German Defense Minister Annegret Kramp-Karrenbauer speaks with Bundeswehr soldiers
Image: picture alliance/dpa/M. Kappeler

Germany should consider expanding its troop mandate in Africa's Sahel region, Defense Minister Annegret Kramp-Karrenbauer said on Sunday.

"We will need to consider and decide whether we want to ensure stability on the ground out of our own interests, and whether the Bundeswehr needs a more robust training mandate alongside our allies," she told the Frankfurter Allgemeine Zeitung newspaper.

The Sahel spans numerous countries, including parts of Mali, Burkina Faso, Senegal, and Mauritania.

France, the former colonial power in the region, has already deployed around 4,500 troops in the region to fight Islamist terrorism.

Germany's allies, however, have been "asking ever more urgently whether this division of work could be maintained," Kramp-Karrenbauer said.

There are currently has around 1,100 German soldiers stationed in Mali taking part in a UN mission in the region, as well as an EU military training mission.

Map showing the Sahel region of Africa

The mandate for German troops, however, does not cover taking part in counter-terrorism operations. Any troop mandate needs to be approved by parliament.

Consequences for Europe

Kramp-Karrenbauer noted that the Sahel region has become a "major hub for terrorism, organized crime, migration and human trafficking."

Germany cannot allow itself to "duck away" from responsibility in the region, she said, warning that doing so could have serious security consequences.

"In the end, we would have to put up walls and barbed wire all around Europe," Kramp-Karrenbauer.
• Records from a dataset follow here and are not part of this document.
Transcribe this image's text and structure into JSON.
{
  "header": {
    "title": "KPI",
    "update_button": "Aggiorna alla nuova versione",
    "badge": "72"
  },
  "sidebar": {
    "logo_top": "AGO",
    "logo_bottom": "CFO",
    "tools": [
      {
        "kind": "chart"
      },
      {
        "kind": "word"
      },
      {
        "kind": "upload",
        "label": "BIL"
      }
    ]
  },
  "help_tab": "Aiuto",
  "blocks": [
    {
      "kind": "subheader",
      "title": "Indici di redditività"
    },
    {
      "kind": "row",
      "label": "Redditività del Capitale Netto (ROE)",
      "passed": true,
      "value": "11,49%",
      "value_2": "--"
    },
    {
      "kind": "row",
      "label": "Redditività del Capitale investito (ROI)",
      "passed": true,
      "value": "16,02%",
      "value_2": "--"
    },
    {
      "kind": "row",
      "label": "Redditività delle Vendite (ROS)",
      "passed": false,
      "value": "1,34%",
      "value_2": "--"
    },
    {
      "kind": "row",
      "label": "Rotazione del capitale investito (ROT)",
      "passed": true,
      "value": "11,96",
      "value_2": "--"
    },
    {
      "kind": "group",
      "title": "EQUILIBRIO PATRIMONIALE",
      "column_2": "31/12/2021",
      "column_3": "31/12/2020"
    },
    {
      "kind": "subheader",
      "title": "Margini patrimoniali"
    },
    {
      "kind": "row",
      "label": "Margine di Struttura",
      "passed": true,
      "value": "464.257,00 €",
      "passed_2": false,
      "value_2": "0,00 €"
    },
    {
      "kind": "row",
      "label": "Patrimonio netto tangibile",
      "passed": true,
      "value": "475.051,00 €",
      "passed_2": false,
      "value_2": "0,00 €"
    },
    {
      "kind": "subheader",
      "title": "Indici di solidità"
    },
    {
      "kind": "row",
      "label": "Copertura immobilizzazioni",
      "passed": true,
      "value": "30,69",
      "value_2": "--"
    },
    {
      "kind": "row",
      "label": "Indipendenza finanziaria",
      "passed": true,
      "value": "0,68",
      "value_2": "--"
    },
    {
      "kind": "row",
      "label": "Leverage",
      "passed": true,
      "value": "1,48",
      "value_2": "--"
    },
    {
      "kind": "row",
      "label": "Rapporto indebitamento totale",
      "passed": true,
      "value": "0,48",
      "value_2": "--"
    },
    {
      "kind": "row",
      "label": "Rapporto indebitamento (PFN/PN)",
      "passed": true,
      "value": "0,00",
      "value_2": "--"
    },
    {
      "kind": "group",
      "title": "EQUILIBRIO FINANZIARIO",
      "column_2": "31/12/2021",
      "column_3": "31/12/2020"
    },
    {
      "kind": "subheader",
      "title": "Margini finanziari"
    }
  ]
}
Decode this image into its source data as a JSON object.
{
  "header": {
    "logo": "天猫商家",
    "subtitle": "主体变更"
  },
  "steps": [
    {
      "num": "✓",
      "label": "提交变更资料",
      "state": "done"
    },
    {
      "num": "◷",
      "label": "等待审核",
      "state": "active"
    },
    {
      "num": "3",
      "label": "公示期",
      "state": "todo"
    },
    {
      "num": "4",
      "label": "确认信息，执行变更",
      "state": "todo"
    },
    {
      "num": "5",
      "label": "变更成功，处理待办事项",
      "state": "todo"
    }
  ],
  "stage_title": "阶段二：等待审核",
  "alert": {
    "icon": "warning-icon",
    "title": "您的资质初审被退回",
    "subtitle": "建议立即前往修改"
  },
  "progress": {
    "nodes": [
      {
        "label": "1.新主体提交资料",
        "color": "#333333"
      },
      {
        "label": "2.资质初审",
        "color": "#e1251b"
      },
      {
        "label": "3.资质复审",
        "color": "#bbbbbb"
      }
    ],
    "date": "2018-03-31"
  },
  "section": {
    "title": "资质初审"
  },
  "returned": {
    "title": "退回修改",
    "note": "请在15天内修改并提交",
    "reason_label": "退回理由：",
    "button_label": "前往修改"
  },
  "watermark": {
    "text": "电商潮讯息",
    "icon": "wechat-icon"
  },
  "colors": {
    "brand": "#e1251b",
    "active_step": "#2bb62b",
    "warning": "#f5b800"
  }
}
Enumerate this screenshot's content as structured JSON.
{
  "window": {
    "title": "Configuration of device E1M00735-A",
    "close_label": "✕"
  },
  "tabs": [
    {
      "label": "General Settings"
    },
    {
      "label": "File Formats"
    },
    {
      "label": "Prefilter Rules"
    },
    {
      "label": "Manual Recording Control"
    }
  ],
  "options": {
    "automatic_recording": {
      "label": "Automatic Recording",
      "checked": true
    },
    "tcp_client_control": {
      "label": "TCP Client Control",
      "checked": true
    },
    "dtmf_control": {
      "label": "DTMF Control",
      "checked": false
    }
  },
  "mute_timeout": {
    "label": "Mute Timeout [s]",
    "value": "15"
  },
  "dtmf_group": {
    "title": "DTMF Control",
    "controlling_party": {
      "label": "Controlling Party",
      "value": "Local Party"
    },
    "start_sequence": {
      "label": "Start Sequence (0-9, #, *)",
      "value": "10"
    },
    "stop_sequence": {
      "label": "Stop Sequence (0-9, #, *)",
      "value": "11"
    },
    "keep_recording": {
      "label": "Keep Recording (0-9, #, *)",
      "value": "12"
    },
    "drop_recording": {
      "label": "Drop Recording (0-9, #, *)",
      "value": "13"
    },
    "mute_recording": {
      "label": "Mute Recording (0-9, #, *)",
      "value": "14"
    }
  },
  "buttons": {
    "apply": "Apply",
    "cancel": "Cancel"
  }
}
The Defense Ministry recently revealed that it twice turned down requests from France to dispatch special forces to Mali to tackle the dangerous security situation.

In the same report, the ministry noted that "jihadist groups active in the region are enjoying largely unfettered freedom of movement" and that despite the presence of international troops, Mali's security forces are often overwhelmed.

German Chancellor Angela Merkel's government has taken an increased interest in security and economic growth in Africa after Germany took in hundreds of thousands of asylum-seekers in 2015 who were fleeing conflicts and poverty in the Middle East, Africa, and Asia.